Da lontano si sentono i rintocchi di una campana: sarà mica la Zarina? Scoprirò domani che l’enorme campana costruita per chiamare a raccolta i moscoviti in occasione degli incendi , quando le case erano tutte di legno, è stata messa a riposo. Un consiglio: prima d’intraprendere questo viaggio straordinario, tu viandante che mi stai leggendo ,immergiti in un libro su Pietro il Grande o sulla grande Caterina, la loro storia è così affascinante che darà un senso a tutto quello che vedrai.

Mosca è ormai alle mie spalle ci vorrebbero giorni e giorni per riuscire a vederne tutti i luoghi preziosi. La nostra piccola nave avanza tra i larici grigio-verdi che si riflettono sull’acqua e tra i tetti di legno delle isbe alle quali il tempo ha regalato riflessi d’argento. Il Volga scorre qui con una specie d’indifferenza, è lui il signore di queste terre, sulla sua acqua viaggiavano verso sud le pellicce, l’ambra, e l’oro siberiano. Ho lasciato questa città che avevo tanto desiderato di conoscere, di toccare, nelle mie letture adolescenziali, senza riuscire a penetrarne il segreto che la rende così unica, una città che aveva preferito darsi fuoco pur di non consegnarsi a Napoleone. Una città nella quale i minuti e i secondi sono ben diversi dallo scivolare dei granelli di una clessidra. “Il tempo è un fiume che mi trascina,- aveva detto Borges-  ma io sono il fiume.”

A Ouglich, solo poche miglia d’acqua mi separano da Mosca, le nuove pietre non parlano più di crudeltà e di Boris Godunov, li vedo, quegli anni impossibili da dimenticare, percorsi al galoppo da terrore e morte in forma di cavalli neri che guidati da uomini fedeli al reggente, tentano d’insediare sul trono antico degli zar un sedicente figlio. Vedo il sangue e l’orrore della vendetta terribile, duecento teste a formare una collina e migliaia di uomini a morire nel gelo della Siberia. Una tragedia tutta russa, nell’orrore e nei numeri, scritta da Puskin e musicata da Mussorgskij che mal s’inserisce nella sonnolenta, affascinante cittadina che sto scoprendo.

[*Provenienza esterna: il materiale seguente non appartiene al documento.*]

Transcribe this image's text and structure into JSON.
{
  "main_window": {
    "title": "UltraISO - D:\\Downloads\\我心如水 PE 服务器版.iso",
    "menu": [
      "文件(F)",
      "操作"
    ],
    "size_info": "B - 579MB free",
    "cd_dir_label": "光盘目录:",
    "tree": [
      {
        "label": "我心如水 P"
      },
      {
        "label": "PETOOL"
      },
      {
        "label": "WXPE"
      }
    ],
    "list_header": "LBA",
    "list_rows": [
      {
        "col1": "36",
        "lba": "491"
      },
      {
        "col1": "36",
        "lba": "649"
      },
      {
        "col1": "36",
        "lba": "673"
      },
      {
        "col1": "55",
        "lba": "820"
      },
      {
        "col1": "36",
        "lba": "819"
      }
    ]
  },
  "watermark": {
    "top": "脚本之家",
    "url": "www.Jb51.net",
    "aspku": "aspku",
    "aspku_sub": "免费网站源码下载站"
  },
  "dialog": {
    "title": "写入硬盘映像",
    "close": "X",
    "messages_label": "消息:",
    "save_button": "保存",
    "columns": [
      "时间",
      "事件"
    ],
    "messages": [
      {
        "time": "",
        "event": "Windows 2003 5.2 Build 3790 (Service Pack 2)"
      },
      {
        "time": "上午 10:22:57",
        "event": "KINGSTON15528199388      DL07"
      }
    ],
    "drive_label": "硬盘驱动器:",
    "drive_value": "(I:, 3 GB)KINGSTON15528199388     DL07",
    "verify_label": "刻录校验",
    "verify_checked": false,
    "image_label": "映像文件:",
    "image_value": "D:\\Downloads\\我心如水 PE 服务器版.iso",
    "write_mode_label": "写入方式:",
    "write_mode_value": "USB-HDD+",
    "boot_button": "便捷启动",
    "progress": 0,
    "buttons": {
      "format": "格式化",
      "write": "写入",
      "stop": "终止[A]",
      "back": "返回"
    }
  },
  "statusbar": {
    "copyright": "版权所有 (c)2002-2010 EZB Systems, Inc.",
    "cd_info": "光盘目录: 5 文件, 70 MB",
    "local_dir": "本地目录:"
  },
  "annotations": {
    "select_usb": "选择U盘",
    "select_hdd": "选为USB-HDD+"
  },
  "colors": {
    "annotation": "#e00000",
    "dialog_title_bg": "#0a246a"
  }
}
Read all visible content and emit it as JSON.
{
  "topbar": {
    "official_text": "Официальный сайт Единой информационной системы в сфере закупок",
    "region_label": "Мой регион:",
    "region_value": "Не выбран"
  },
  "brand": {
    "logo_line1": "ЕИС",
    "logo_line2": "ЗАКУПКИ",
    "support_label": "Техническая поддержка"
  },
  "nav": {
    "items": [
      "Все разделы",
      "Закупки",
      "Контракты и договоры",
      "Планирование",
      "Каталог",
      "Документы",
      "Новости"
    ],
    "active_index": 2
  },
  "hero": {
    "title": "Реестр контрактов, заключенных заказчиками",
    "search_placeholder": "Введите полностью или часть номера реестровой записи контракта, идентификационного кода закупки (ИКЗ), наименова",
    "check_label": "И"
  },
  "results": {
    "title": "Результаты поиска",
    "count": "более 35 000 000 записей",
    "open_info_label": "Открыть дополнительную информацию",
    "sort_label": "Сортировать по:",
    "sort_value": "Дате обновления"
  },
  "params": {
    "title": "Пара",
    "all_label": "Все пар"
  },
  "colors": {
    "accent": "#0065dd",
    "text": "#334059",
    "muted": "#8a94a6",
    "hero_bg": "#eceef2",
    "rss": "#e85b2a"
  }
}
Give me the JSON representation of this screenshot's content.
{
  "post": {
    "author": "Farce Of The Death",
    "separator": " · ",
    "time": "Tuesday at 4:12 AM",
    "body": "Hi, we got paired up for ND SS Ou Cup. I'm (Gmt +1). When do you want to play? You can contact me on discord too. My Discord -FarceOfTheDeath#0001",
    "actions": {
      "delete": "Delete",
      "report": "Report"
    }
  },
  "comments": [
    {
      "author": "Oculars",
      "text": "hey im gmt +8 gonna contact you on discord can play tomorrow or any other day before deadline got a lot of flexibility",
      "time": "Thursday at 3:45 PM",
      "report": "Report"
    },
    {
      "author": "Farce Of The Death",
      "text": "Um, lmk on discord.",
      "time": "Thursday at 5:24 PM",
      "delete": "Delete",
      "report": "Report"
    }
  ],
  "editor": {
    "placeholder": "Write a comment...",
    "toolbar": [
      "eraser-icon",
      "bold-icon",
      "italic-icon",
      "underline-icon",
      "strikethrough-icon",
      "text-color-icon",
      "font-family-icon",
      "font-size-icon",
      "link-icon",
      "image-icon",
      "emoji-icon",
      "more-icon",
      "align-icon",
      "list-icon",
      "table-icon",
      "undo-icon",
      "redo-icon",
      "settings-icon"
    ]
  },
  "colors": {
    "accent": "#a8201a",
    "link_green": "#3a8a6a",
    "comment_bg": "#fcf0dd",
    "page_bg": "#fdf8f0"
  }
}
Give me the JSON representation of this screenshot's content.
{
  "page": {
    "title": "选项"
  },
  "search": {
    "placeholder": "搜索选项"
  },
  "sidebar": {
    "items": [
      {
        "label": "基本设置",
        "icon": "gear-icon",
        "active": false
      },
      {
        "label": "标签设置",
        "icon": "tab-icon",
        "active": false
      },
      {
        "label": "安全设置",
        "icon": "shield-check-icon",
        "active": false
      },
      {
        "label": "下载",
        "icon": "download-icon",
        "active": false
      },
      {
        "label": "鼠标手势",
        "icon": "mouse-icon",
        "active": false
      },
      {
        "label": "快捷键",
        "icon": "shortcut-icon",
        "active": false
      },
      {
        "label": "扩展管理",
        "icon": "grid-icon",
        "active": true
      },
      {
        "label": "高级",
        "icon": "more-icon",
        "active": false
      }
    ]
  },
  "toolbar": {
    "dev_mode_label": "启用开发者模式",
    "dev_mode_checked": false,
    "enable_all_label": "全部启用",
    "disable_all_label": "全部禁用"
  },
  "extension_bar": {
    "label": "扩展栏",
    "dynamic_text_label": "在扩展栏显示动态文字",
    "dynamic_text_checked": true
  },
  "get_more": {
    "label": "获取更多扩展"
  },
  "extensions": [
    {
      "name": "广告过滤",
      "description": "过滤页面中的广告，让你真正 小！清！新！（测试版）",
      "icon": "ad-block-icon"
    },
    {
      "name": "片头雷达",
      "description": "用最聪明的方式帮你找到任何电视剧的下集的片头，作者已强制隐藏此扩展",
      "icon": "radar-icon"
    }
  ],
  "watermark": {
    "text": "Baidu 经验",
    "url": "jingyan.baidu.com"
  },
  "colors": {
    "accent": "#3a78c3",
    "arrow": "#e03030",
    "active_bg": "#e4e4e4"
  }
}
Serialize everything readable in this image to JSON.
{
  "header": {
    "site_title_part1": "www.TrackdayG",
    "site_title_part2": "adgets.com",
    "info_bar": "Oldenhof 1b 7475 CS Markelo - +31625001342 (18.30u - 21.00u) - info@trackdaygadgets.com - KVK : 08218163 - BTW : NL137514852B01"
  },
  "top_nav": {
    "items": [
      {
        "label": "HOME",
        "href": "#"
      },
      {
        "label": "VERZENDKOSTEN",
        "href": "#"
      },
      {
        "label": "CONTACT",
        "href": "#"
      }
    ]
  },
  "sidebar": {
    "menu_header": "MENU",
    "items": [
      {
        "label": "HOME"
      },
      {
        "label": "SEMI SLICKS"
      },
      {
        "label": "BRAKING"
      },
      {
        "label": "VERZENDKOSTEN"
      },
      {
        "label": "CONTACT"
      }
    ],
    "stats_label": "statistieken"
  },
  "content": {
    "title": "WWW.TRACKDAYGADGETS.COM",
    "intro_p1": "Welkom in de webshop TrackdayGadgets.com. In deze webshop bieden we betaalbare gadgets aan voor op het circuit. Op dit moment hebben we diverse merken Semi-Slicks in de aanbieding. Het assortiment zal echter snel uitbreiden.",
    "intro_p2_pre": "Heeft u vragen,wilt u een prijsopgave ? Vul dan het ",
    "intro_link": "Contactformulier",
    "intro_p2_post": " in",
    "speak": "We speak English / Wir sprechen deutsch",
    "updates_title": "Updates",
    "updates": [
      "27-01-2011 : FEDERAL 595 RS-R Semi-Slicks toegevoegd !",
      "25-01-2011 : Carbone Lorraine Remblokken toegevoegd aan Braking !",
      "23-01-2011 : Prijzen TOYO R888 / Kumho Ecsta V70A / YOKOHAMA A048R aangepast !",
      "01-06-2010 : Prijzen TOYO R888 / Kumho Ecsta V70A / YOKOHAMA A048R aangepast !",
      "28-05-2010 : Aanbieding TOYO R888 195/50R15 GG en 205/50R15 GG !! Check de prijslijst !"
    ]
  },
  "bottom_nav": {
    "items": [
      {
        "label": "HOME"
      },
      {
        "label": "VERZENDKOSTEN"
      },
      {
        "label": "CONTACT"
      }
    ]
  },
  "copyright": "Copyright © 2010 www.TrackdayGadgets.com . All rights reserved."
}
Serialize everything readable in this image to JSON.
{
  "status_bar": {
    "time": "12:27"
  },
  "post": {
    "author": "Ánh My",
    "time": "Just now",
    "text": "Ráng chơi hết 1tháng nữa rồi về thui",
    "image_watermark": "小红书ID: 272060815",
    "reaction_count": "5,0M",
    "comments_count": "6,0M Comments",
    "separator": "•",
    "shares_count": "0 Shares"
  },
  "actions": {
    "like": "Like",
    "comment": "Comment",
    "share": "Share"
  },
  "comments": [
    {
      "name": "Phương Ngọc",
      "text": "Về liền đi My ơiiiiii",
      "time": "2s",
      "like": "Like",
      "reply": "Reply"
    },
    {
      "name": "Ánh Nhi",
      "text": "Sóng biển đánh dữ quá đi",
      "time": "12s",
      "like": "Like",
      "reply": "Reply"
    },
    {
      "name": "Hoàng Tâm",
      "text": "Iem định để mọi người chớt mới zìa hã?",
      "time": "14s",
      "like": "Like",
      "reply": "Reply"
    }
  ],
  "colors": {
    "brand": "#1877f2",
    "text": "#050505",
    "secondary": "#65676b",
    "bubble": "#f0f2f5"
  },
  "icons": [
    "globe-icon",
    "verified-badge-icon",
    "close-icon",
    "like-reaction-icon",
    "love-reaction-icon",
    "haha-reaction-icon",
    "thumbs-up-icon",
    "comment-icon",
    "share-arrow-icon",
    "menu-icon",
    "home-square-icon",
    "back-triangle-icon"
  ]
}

Soltanto nella chiesa di San Dimitri, dove è stato assassinato Demetrio si potrebbe avvertire odore di sangue sotto le preziose icone che rivestono le pareti fino al soffitto dorato. Tre donne vestite interamente di nero biascicano preghiere, la testa e il volto coperte da un unico velo come notte, dietro la minuscola balaustra che le donne non possono oltrepassare, quattro monaci cantano in coro, candele, candele illuminano le folte barbe nere, gli occhi mobili, giovani e brucianti, il canto scuro e dolce accarezza le orecchie e sfiora il voto delle Madonne immortalate nelle icone, si alza, si abbassa al ritmo delle fiammelle, la prima voce comincia, la seconda si sovrappone, la terza ancora in crescendo, e la quarta riprende a scendere in un controcampo cupo, una specie di fuga di Bach, il motivo è sempre lo stesso, come nel Bolero di Ravel. Le candele vibrano nel timore di non illuminare abbastanza le note musicali, una progressione di note e numeri, bianco e nero, ormai sono trascinata su una strada sconosciuta, emozioni, e quando le immagino hanno acquistato colore e consistenza e il cervello non le controlla più: sto navigando a vele spiegate in una sospensione del tempo, zac … il silenzio senza eco è stato per me come un “rubinetto nervoso”, zac, tutto finito. L’emozione però mi cammina accanto fino al chiostro fiorito, dove un ragazzo vende il loro dischetto artigianale, quello che ascolto qualche volta mentre guido nelle strade di Roma, e torno da Boris Godunov, da quei quattro, dalle loro facce appassionate e le sequenze, quelle musicali, mi aiutano a capire le sequenze in un mondo che di per sé fa fatica a ritrovarne, e le voci incise cancellano il disparire che coinvolge chi non canta e chi non viene ricordato.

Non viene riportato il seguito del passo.